Refineries operated at 87.3 percent of capacity last week, down from 88 percent in the seven days ended May 10, the report showed. Gasoline production climbed 285,000 barrels a day to 9.21 million last week, the highest rate this year.
“Refiners cut back on utilization rates and were still able to push 3 million barrels into storage,” McGillian said.
Crude supplies have dropped two straight weeks after climbing to 395.5 million in the week ended May 3, the most since 1931, according to the EIA, the Energy Department’s statistical unit. A 1 million-barrel decline was forecast in the Bloomberg survey.
Surging North American crude output has bolstered stockpiles at Cushing, Oklahoma, the delivery point for WTI. Inventories there, which reached a record 51.9 million barrels in the week ended Jan. 11, rose 449,000 barrels to 50.2 million last week. Output, which fell 63,000 barrels a day to 7.26 million last week, reached a two-decade high of 7.37 million the seven days ended May 3.
Brent oil for July settlement fell $1.31, or 1.3 percent, to end the session at $102.60 a barrel on the London-based ICE Futures Europe exchange. Volume for all contracts was 21 percent lower than the 100-day average. The European benchmark grade traded at a $8.32 premium to WTI, up from $7.73 yesterday.

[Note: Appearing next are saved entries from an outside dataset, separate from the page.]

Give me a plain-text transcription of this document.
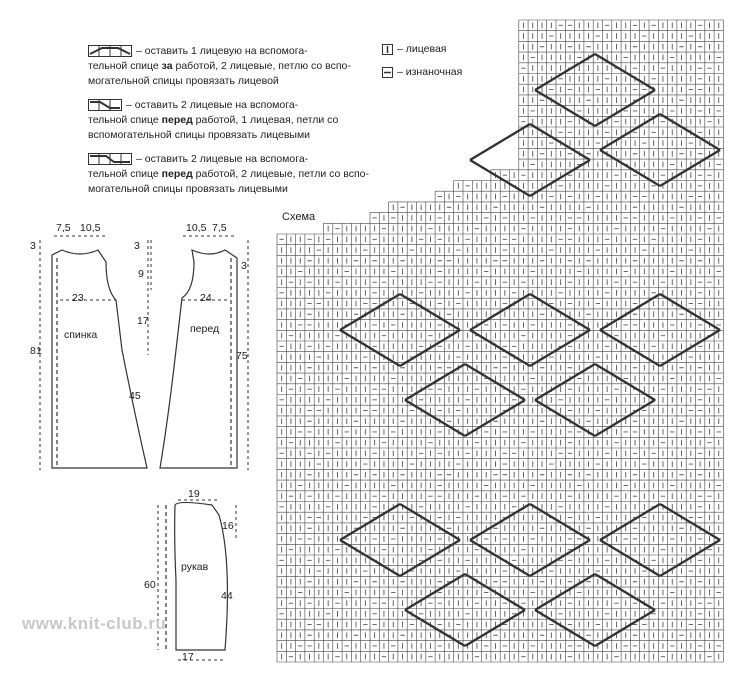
– оставить 1 лицевую на вспомога-
тельной спице за работой, 2 лицевые, петлю со вспо-
могательной спицы провязать лицевой
– оставить 2 лицевые на вспомога-
тельной спице перед работой, 1 лицевая, петли со
вспомогательной спицы провязать лицевыми
– оставить 2 лицевые на вспомога-
тельной спице перед работой, 2 лицевые, петли со вспо-
могательной спицы провязать лицевыми
– лицевая
– изнаночная
7,5 10,5
3
23
спинка
81
17
45
10,5 7,5
3
9
3
24
перед
75
19
16
рукав
60
44
17
www.knit-club.ru
Схема
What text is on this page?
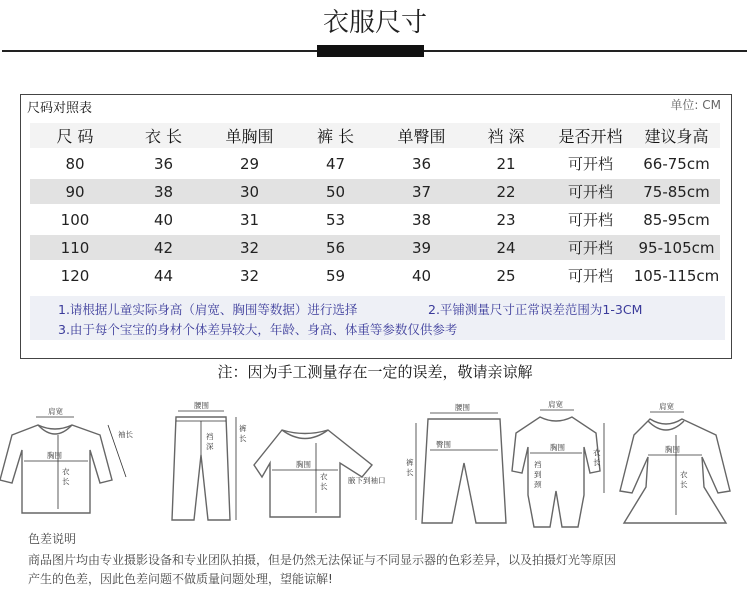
衣服尺寸
尺码对照表	单位: CM
尺 码	衣 长	单胸围	裤 长	单臀围	裆 深	是否开档	建议身高
80	36	29	47	36	21	可开档	66-75cm
90	38	30	50	37	22	可开档	75-85cm
100	40	31	53	38	23	可开档	85-95cm
110	42	32	56	39	24	可开档	95-105cm
120	44	32	59	40	25	可开档	105-115cm
1.请根据儿童实际身高（肩宽、胸围等数据）进行选择	2.平铺测量尺寸正常误差范围为1-3CM
3.由于每个宝宝的身材个体差异较大，年龄、身高、体重等参数仅供参考
注：因为手工测量存在一定的误差，敬请亲谅解
肩宽
袖长
胸围
衣
长
腰围
裆
深
裤
长
胸围
衣
长
腋下到袖口
腰围
臀围
裤
长
肩宽
胸围
裆
到
颈
衣
长
肩宽
胸围
衣
长
色差说明
商品图片均由专业摄影设备和专业团队拍摄，但是仍然无法保证与不同显示器的色彩差异，以及拍摄灯光等原因
产生的色差，因此色差问题不做质量问题处理，望能谅解!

“The Cushing supply build should widen the Brent-WTI spread,” Finlon said.
Crude stockpiles in China, the biggest oil-consuming country after the U.S., climbed a second month. Crude stockpiles rose 0.1 percent in April, China Oil, Gas & Petrochemicals, a newsletter published by the official Xinhua News agency, reported today. Supplies rose to 28.7 million metric tons, a three-month high, according to Bloomberg calculations.
Oil also slipped as the Dollar Index rose to a 34-month high after Federal Reserve Chairman Ben S. Bernanke said the central bank may taper monthly bond purchases, known as quantitative easing, at its next few meetings if it’s confident of sustained gains in the economy. A rising dollar reduces the appeal of raw materials priced in the currency.
“The Bernanke comments hinting at a decline in quantitative easing are putting some downward pressure on the market,” said Michael Wittner, the head of oil-market research at Societe Generale SA in New York.
The index, which tracks the U.S. currency against six others, rose as much as 0.7 percent to 84.422, the most since July 2010. The gain was the eighth in 10 days.
Implied volatility for at-the-money WTI options expiring in July was 22 percent at 3:15 p.m., compared with 20.6 yesterday, data compiled by Bloomberg showed.
Electronic trading volume on the Nymex was 567,957 contracts as of 3:18 p.m. It totaled 485,704 contracts in the previous session, 16 percent below the three-month average. Open interest was 1.74 million contracts, the lowest level since April 25.